Antibacterial and antivirulence activities of auranofin against Clostridium difficile

Abstract

Clostridium difficile is a deadly, opportunistic bacterial pathogen. In the last two decades, C. difficile infections (CDIs) have become a national concern because of the emergence of hypervirulent mutants with increased capability to produce toxins and spores. This has resulted in an increased number of infections and deaths associated with CDI. The scarcity of anticlostridial drugs has led to unsatisfactory cure rates, elevated recurrence rates and permitted enhanced colonization with other drug-resistant pathogens (such as vancomycin-resistant enterococci) in afflicted patients. Therefore, both patients and physicians are facing an urgent need for more effective therapies to treat CDI. In an effort to find new anticlostridial drugs, we investigated auranofin, an FDA-approved oral antirheumatic drug that has recently been found to possess antibacterial activity. Auranofin exhibited potent activity against C. difficile isolates, inhibiting growth at a concentration of 1 µg/mL against 50% of all tested isolates. Auranofin inhibited both toxin production and spore formation, a property lacking in both vancomycin and metronidazole (the primary agents used to treat CDI). Auranofin had a direct protective activity against C. difficile toxin-mediated inflammation and inhibited the growth of vancomycin-resistant enterococci. Auranofin is a promising candidate that warrants further investigation as a treatment option for C. difficile infections.
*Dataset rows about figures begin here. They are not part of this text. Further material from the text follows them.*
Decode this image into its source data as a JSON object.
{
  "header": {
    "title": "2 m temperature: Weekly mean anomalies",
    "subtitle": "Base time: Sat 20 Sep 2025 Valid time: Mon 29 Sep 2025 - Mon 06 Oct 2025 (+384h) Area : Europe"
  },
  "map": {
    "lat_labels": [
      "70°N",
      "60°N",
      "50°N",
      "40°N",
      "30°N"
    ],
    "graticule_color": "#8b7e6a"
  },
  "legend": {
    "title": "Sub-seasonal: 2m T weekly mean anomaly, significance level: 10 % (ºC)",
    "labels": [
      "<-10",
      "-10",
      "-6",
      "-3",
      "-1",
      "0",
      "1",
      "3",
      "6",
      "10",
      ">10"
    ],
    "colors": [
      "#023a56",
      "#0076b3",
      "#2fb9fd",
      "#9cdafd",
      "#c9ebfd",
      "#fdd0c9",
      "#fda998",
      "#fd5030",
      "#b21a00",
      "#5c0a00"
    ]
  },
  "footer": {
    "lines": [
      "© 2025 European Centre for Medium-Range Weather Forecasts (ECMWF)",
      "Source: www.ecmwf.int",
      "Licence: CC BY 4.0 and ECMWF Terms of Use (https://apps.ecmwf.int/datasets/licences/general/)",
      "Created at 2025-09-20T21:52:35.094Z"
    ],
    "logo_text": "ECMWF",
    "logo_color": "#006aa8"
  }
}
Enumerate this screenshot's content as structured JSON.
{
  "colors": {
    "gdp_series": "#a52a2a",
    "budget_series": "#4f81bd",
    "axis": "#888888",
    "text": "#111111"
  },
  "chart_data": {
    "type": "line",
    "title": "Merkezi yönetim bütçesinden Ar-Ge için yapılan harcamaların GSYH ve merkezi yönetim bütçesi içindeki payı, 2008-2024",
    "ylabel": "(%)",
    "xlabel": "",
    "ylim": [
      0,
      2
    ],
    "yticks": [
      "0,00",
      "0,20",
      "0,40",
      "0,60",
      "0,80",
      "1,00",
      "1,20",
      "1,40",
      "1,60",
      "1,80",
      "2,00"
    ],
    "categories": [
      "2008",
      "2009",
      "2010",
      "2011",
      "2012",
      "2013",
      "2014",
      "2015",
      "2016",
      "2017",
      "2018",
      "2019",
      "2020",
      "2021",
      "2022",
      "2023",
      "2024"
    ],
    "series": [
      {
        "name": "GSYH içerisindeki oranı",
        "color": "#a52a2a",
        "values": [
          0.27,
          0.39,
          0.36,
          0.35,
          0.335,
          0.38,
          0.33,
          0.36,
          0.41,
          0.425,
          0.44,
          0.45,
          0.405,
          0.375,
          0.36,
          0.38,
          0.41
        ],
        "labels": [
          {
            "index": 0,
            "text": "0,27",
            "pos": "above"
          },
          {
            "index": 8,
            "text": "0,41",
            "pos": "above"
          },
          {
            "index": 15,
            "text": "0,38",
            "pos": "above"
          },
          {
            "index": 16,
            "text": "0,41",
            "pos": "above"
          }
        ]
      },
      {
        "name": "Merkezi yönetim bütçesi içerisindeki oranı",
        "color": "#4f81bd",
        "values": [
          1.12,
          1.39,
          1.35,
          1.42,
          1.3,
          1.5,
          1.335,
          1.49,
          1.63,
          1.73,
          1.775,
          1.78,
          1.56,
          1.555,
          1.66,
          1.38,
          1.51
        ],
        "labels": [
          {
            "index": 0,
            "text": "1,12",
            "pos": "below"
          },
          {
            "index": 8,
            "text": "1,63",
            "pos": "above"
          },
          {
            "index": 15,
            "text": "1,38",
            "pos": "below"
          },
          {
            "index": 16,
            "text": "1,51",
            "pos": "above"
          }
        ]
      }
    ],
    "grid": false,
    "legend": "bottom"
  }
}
Keywords: Anti-toxin; Antibacterial; Auranofin; C. difficile infection; Repurposing; Spores formation.

Fig. 1.. Toxin inhibition activity of auranofin and control anticlostridial drugs (vancomycin, metronidazole and fidaxomicin) against C. difficile.

Drugs, at concentrations of 1/8 ×, 1/4 × and1/2 × MIC were incubated with a hypervirulent, toxigenic strain of C. difficile (strain ATCC BAA-1870). The bacterial counts were determined for each sample, and the toxin levels were assessed in the supernatant using enzyme linked immune fluorescent assay (ELISA). Error bars represent standard deviation values from triplicate samples for each treatment.

Fig. 2.. Spore inhibition of activity of auranofin against C. difficile compared to the control anticlostridial drugs, vancomycin and metronidazole.

Drugs (1/2× and 1 × MIC) were incubated with bacteria for five days followed by serial dilution and plating to count both total bacterial count and heat resistant spores. Error bars represent standard deviation values from triplicate samples for each treatment. (*) denotes significant difference between the total and the spore counts.

Fig. 3.. Auranofin’s effect against C. difficile toxin-mediated inflammation of gut epithelial cells.

Human colorectal (Caco-2) epithelial cells were incubated with filtered C. difficile culture supernatant plus B. DMSO, 2.5%, C. vancomycin, 128 μg/mL, D. metronidazole, 128 μg/mL, fidaxomicin, 128 μg/mL, F. auranofin, 1 μg/mL or G. auranofin, 8 μg/mL for 24 hours and observed under the microscope. Reference wells were not treated with C. difficile supernatant but still treated with 2.5% DMSO (panel A). Cell rounding is an indication of inflammation.

Fig. 4.. Auranofin mediated IL-8 inhibition from gut cells treated with C. difficile toxins.

IL-8 level was assessed in Caco-2 cells treated with supernatant containing C. difficile toxins, with or without the addition of auranofin. OD₄₅₀ coincides with the level of IL-8 in the cell supernatant. Error bars represent standard deviation values from triplicate samples used for each test agent. An asterisk (*) indicates significant difference (P < 0.05) between cells exposed to supernatant containing toxin alone and cells treated with supernatant containing auranofin (1 µg/mL) using one-way (ANOVA) followed by Dunnett’s multiple comparisons test.